Neste tipo de ilícito, a prova mãe é, sem dúvida, a testemunhal. Mister é que, na fase do inquérito se proceda à inquirição dos ofendidos e testemunhas por forma a colocar o(s) arguido(s) no local do crime, o(s) ofendido(s) em pleno exercício das suas funções e as acções perpetradas suficientemente caracterizadas para cabal preenchimento e descrição dos elementos objectivos e subjectivos no libelo acusatório.

Estando em causa somente um crime de resistência e coacção a funcionário, não é possível o funcionário constituir-se assistente27, mas pode e deve haver dedução de pedido cível, a

formular pelo Ministério Público, por prejuízos sofridos pelo Estado, por danos causados a funcionário, no exercício de funções. Com frequência, a Polícia de Segurança Pública e a Guarda Nacional Republicana têm vindo a solicitar ao Ministério Público que proponha acções contra cidadãos para obter o reembolso de quantias que despenderam com agentes seus, que foram vítimas de agressões ou acidentes, quando se encontravam dentro e até fora de serviço. Mas atenção, pode, quanto a nós, coexistir concurso real entre o crime de resistência e coacção a funcionário e o crime de ofensa à integridade física do agente e daí que nada obste a que este seja notificado para deduzir, querendo, pedido cível, pelos danos sofridos.

No que respeita às medidas de coacção que podem ser aplicadas ao agente do crime, concluímos que, desde que preenchidos os respectivos pressupostos, excepção feita ao indissociável Termo de Identidade e Residência, podem ser aplicadas quaisquer medidas de coacção, incluindo a mais gravosa, a prisão preventiva. Assim é uma vez que, como dissemos, o crime de resistência e coacção sobre funcionário cai no âmbito da alínea b) do n.º 1 do artigo 202.º do Código de Processo Penal e, por conseguinte, na alínea j) do n.º 1 do artigo 1.º da mesma lei, porque respeitante a criminalidade violenta.

Para além da submissão a julgamento sob a forma de processo comum, é possível, atentos os contornos da investigação, o julgamento sob a forma sumária ou abreviada, assim como os habituais institutos de consenso e oportunidade, como a suspensão provisória do processo ou o processo sumaríssimo. Naturalmente, sempre no escrupuloso cumprimento da lei e atendendo às especificidades do caso concreto, que deverão nortear o Ministério Público logo no primeiro contacto com o processo.

26 Entre outros, acórdão do Tribunal de Coimbra, de 08 de Setembro de 2010, processo n.º 9/09.0GBCNT.C1,

relatado por Alberto Mira; acórdão do Tribunal da Relação de Lisboa, de 09 de Maio de 2017, processo n.º 17/16.3PTHRT.L1-5; acórdão do Tribunal da Relação do Porto, de 17 de Abril de 2013, processo n.º 597/12.2GCOVR.P1, relatado por Melo Lima.
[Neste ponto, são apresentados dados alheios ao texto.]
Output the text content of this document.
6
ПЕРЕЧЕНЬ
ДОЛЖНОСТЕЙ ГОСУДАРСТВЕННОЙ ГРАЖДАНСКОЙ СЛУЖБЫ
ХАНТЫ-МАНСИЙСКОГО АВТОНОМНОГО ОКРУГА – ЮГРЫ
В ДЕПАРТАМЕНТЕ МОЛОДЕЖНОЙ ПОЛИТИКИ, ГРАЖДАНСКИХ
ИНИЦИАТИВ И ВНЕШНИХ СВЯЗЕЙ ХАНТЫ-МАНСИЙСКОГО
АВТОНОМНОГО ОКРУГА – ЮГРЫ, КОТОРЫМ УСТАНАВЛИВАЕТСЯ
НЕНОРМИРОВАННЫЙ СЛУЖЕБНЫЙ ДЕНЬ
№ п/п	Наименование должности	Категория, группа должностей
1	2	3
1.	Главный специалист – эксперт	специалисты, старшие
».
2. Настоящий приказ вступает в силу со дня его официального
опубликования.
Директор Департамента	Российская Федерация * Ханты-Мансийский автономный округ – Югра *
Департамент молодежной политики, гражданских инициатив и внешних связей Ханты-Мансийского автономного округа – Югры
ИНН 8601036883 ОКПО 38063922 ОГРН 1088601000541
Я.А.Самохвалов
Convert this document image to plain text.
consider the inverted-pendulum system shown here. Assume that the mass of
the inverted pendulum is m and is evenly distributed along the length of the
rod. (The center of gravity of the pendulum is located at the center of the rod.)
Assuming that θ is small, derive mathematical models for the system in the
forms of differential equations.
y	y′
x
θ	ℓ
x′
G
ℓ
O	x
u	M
27 O artigo 68.º, n.º 1, alínea a), do Código de Processo Penal estabelece como regra que só se podem constituir

assistentes “os titulares dos interesses que a lei especialmente quis proteger com a incriminação” e, como vimos, o crime de resistência e coacção sobre funcionário não pretende proteger directamente os interesses de nenhuma pessoa em particular, mas do Estado.